Intensify advocacy and education on mental health disorders – UN Association

Mental Health

The United Nations Association of Ghana (UNA-GH), an affiliate of the World Federation of United Nations Associations, has called for intensified advocacy and education on mental health and its related disorders at home, schools, churches, and mosques.

The Association, in commemorating the UN Mental Health Day, also called for more mental health centers in communities and hospitals to help detect early signs of mental disorders and possibly correct them on time.

The Association, in a press release issued to the Ghana News Agency, called on governments to provide legal frameworks and stiffer punishments for those who stigmatised people leaving with mental disorders.

It said it would encourage early check-up, treatments and integration back into society by citizens whose strong anxiety and fear was to be mocked.

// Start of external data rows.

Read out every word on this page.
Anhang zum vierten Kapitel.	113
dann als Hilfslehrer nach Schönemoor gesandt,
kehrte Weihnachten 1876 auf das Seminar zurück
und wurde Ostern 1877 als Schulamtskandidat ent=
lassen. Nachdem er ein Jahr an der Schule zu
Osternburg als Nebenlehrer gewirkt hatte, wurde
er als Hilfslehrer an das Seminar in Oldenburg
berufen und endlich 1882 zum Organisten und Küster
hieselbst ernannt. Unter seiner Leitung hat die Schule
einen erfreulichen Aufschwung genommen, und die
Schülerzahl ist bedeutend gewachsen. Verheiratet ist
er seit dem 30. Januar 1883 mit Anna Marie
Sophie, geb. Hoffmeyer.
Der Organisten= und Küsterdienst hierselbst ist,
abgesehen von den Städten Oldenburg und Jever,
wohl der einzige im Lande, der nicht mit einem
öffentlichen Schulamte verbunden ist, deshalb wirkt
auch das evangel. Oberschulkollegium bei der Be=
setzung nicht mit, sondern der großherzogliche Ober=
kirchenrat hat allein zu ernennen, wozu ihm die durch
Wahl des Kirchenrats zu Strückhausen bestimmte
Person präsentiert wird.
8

The Mental Health Day, since 1992, has been observed on October 10, every year, and this year’s was on the theme: “Mental Health is a Reality”.

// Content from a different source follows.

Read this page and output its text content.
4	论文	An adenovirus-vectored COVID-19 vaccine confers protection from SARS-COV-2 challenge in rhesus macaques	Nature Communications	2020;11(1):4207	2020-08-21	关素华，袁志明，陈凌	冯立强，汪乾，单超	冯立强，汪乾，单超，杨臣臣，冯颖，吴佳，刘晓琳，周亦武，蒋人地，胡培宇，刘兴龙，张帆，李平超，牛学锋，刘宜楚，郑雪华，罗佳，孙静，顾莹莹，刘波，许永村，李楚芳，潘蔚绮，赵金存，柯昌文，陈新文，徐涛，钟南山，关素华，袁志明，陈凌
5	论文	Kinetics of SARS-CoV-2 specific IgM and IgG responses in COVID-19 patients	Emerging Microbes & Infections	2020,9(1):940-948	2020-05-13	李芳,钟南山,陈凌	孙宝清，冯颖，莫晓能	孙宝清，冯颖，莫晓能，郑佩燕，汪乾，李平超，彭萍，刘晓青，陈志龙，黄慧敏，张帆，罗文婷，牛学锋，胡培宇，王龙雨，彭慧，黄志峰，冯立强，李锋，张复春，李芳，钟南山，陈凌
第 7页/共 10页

The release said the human body consisted of the body, mind and spirit, which were intertwined and inseparable for smooth anatomical function of the whole human parts, adding that they could not be disintegrated by any stretch of human ingenuity and imagination.

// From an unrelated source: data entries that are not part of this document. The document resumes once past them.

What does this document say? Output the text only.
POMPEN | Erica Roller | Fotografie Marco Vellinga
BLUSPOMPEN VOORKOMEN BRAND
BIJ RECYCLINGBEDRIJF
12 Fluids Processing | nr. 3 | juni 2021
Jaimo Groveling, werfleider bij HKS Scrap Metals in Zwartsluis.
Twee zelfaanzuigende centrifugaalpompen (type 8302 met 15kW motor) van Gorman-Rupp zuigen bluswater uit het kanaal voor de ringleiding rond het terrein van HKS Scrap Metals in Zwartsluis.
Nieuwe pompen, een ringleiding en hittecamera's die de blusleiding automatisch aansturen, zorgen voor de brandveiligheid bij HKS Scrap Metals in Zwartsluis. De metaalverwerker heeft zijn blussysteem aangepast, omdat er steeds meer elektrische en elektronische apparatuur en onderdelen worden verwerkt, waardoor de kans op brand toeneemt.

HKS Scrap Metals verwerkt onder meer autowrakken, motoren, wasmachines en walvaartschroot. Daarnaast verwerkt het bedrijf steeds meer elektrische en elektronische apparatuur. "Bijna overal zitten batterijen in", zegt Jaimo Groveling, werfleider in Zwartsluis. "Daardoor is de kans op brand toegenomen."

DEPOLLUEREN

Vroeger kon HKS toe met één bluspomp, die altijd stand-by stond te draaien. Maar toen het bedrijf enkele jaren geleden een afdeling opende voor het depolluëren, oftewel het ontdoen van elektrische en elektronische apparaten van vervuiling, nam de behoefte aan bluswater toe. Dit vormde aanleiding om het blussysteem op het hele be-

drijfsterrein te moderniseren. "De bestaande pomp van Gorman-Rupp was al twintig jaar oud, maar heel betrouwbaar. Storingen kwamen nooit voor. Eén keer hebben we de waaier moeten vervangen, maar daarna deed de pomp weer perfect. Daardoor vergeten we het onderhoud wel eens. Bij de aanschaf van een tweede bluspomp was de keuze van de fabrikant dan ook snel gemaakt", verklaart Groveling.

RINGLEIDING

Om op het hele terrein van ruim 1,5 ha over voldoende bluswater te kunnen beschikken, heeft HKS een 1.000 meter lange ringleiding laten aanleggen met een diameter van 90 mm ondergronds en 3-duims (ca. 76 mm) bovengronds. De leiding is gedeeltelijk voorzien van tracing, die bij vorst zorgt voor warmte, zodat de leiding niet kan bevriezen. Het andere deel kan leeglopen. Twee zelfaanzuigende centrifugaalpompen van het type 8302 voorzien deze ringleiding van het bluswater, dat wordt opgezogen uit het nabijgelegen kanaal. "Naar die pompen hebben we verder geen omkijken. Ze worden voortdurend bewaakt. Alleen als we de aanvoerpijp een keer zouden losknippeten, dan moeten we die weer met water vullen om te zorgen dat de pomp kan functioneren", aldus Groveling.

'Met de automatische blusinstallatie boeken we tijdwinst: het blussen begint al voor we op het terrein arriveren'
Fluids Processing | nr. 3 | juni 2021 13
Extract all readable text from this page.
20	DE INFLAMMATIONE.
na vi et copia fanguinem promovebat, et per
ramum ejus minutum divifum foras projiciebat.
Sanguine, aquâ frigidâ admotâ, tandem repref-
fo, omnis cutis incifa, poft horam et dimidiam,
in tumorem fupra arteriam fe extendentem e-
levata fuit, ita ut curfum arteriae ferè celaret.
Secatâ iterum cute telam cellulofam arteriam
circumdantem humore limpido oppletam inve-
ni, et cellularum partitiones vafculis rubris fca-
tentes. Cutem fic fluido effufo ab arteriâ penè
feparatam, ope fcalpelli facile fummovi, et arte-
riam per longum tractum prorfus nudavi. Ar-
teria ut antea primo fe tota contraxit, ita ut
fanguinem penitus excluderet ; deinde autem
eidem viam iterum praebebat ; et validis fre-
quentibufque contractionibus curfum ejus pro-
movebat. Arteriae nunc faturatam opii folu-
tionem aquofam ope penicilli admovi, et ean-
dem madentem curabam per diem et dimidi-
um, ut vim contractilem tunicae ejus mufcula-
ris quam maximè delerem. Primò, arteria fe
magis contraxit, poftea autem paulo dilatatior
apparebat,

It said mental health was within the confines of the UN Sustainable Development Goals Three which referred to good health and wellbeing for all at all ages, which included Mental Health agenda.

“Unfortunately, we rarely talk about mental health, it’s causes and consequential effect on individuals, and economies of nations at home, schools, churches, mosques and public places,” it said.

“Additionally, we observed low budgetary supports from successive governments… training of more mental health professionals and supply of adequate drugs for treatments, proper feeding support systems and rehabilitation of mental health facilities for those already leaving with mental illness and stigma.”

The release said data suggested that about 13 million people live with mental health disorders in Ghana alone out of a 30 million plus population, and further buttressed the fact that everyone was at any given stage a potential mental health victim to say the least.

It called on NGOs, traditional authorities, the clergy, and philanthropists to support government to increase budgetary allocation to heath institutions responsible for mental health.

It urged stakeholders to embark on projects such as recreational parks to ease loneliness, establish social welfare schemes, provide easy access to credits, and create employment avenues for the teeming youth to reduce mental stress.

“Mental health is a reality and collective responsibility for everyone, everywhere. The time for action cannot be postponed for our next generation, it is now or never,” the release said.